Every second, the Sun releases more energy than humanity has consumed in its entire history — and it has been doing so for 4.6 billion years.
Sunspots and the 11-year cycle
The Sun's surface isn't smooth: it boils in granules the size of a country, and is sometimes dotted with sunspots — "cool" zones (still 4,000 °C!) where intense magnetic fields slow the heat rising from below. Their number follows a cycle of about 11 years: the Sun swings from a nearly spotless minimum to a maximum riddled with spots, where flares and storms multiply. We happen to be near the maximum of Cycle 25 — which is why the auroras of 2024-2025 were so spectacular.
👉 To follow activity live (flares, storms, the Kp index), it's all on our Solar activity & geomagnetic storms page, and to find out whether an aurora is possible where you are, try the aurora forecaster.
The life of a star: where does the Sun come from, where is it going?
The Sun hasn't always existed and won't shine forever. Here is its biography, past and future:
The Sun isn't massive enough to explode as a supernova. It will end gently, as a white dwarf. And the atoms that make up your body — carbon, oxygen, iron — come from larger stars that died before the Sun was born. You are, literally, stardust.
Without the Sun, nothing
The Sun doesn't just light up the day. Its gravity holds the entire solar system in orbit. Its light feeds plants (photosynthesis), and therefore the whole food chain. Its energy creates the winds, the ocean currents, the water cycle, the climate. Its magnetic field blows a protective bubble, the heliosphere, that shields us from cosmic rays. The oil and coal we burn are solar energy stored away millions of years ago. Almost all of Earth's energy is solar energy — direct or canned.
Observing the Sun without burning your eyes
Never look at the Sun directly with the naked eye, and even less through unfiltered binoculars or a telescope: the concentrated light burns the retina within seconds, painlessly (the retina has no pain receptors) and with no possible recovery. Sunglasses, X-ray films, CDs and smoked glass do not protect you.
The good news: properly equipped, the Sun is the most accessible object in the sky — visible in broad daylight, rich in detail. Three safe ways to admire it:
- ISO 12312-2 certified eclipse glasses — to look with the naked eye (spots, partial eclipses). A few euros, indispensable.
- A full-aperture solar filter on binoculars or a telescope — placed in front of the objective, never behind the eyepiece.
- Projection — projecting the Sun's image onto white card, without ever looking through the instrument. Ideal for a group.

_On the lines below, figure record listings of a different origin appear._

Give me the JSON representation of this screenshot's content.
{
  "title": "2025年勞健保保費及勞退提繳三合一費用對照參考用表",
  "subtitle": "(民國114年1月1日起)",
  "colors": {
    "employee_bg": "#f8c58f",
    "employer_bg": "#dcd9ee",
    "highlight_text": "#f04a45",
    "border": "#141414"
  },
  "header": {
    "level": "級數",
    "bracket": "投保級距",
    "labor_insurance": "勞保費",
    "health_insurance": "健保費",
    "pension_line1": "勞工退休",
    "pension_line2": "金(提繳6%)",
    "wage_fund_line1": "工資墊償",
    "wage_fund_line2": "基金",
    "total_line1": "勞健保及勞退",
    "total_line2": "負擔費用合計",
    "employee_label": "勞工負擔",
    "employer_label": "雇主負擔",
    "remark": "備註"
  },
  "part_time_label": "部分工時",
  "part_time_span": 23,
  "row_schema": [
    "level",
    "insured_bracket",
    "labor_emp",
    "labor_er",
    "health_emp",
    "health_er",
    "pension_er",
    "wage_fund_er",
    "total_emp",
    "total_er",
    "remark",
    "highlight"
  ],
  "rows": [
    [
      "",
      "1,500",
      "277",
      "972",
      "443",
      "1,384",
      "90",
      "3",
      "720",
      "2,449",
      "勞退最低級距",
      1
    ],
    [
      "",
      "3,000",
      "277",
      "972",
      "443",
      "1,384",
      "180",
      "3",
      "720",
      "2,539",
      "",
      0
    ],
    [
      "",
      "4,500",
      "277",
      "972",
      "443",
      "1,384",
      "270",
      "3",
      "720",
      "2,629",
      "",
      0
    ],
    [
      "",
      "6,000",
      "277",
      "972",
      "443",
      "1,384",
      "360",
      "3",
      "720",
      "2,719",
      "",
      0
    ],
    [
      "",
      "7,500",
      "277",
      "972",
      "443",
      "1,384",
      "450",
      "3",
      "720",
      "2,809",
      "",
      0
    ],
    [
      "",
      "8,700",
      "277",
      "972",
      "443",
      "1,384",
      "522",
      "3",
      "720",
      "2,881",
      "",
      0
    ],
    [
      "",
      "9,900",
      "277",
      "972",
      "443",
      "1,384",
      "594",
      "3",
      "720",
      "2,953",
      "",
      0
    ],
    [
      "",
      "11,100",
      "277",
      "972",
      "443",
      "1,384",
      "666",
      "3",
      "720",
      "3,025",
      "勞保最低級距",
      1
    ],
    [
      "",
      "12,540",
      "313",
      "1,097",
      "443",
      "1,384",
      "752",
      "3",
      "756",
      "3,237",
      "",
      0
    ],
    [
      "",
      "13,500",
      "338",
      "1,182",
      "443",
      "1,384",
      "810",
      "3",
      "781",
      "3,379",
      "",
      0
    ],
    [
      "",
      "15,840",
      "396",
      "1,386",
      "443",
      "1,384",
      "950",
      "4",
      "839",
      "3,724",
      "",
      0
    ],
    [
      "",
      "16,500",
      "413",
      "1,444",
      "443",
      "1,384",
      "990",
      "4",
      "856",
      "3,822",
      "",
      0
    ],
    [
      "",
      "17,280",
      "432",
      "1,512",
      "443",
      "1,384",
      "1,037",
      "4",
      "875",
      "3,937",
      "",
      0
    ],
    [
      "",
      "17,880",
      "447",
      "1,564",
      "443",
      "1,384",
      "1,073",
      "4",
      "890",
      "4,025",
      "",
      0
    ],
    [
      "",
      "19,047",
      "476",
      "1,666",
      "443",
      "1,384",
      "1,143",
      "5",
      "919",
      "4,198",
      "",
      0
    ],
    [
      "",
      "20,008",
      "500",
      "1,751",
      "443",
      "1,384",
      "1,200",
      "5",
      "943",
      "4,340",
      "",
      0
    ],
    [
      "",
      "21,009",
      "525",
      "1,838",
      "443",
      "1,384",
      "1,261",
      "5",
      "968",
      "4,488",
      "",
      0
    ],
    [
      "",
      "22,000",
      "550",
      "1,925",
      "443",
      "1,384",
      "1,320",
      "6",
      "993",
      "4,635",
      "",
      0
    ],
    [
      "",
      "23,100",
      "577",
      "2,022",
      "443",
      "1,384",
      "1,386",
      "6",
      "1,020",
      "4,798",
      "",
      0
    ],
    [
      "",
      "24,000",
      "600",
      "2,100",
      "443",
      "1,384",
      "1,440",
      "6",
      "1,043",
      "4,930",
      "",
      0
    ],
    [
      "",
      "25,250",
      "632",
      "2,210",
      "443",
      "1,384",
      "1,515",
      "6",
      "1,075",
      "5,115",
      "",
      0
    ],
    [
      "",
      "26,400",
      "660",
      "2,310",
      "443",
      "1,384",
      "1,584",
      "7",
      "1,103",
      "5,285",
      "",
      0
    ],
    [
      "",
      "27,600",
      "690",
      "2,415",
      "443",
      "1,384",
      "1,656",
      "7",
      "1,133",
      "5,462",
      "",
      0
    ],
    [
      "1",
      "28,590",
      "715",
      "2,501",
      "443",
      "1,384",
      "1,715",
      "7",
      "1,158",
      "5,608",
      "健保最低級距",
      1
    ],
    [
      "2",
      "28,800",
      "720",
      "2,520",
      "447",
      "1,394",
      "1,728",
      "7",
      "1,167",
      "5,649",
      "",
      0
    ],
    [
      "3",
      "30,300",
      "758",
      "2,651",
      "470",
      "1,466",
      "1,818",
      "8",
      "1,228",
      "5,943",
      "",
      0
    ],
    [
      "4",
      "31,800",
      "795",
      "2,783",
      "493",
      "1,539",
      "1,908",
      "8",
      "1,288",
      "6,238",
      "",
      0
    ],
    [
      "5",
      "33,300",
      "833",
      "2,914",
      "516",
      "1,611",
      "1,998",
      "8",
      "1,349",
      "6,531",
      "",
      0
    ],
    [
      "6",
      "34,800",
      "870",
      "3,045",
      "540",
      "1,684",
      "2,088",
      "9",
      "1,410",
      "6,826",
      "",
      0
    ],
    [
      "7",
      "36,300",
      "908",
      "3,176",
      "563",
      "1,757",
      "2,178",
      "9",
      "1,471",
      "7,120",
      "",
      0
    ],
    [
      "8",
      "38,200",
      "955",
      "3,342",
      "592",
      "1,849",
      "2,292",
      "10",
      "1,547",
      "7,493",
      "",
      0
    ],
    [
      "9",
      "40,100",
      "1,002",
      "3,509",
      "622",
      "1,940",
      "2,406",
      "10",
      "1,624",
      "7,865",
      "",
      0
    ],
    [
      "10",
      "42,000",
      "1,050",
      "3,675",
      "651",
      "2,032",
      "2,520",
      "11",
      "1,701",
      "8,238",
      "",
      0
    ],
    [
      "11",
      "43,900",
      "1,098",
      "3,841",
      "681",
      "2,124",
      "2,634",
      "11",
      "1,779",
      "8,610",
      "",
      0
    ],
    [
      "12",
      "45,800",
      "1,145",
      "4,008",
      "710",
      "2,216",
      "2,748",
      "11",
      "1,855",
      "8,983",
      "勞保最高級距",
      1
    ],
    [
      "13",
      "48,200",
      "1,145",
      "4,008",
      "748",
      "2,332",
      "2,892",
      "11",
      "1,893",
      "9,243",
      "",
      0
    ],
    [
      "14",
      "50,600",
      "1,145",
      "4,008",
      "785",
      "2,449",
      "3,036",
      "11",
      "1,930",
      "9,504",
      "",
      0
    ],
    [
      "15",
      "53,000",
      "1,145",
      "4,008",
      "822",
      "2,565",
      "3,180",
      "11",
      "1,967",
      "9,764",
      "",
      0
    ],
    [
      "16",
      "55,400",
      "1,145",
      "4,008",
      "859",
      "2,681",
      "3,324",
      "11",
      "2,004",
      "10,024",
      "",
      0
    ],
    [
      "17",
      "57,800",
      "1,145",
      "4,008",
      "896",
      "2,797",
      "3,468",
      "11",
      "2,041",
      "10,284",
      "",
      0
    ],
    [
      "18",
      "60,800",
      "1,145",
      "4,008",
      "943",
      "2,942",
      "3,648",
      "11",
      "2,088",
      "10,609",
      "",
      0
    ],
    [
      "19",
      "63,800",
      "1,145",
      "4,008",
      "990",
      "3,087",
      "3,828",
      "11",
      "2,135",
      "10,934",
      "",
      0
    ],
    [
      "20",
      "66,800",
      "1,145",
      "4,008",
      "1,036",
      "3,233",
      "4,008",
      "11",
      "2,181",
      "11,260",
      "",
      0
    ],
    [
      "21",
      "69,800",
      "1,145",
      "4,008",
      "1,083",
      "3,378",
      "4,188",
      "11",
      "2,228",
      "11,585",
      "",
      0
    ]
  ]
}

With a telescope fitted with a suitable filter, you'll watch sunspots evolve from day to day, and even — with a special H-alpha filter — the prominences: those arches of glowing plasma that leap off the edge of the disc, as large as ten Earths.
Frequently asked questions about the Sun
What is the Sun made of?
A ball of plasma: ≈ 73% hydrogen, 25% helium, the rest in heavier elements (oxygen, carbon, iron…). Neither fire nor solid — an ionised gas held together by its gravity.
What is the temperature of the Sun?
≈ 15 million °C at the core, ≈ 5,500 °C at the visible surface. Strangely, the corona exceeds a million degrees — a mystery still debated by physicists.
How long does light take to reach us?
8 min 20 s from the surface. But the energy first took 100,000 to 1 million years to climb from the core. This morning's light is older than humanity.
Will the Sun burn out?
Yes, in ~5 billion years: it will swell into a red giant, then end as a white dwarf. No supernova — it's too light for that.
Can you look at the Sun directly?
Never without an ISO 12312-2 certified filter. Retinal damage is painless and irreversible. Sunglasses are not enough.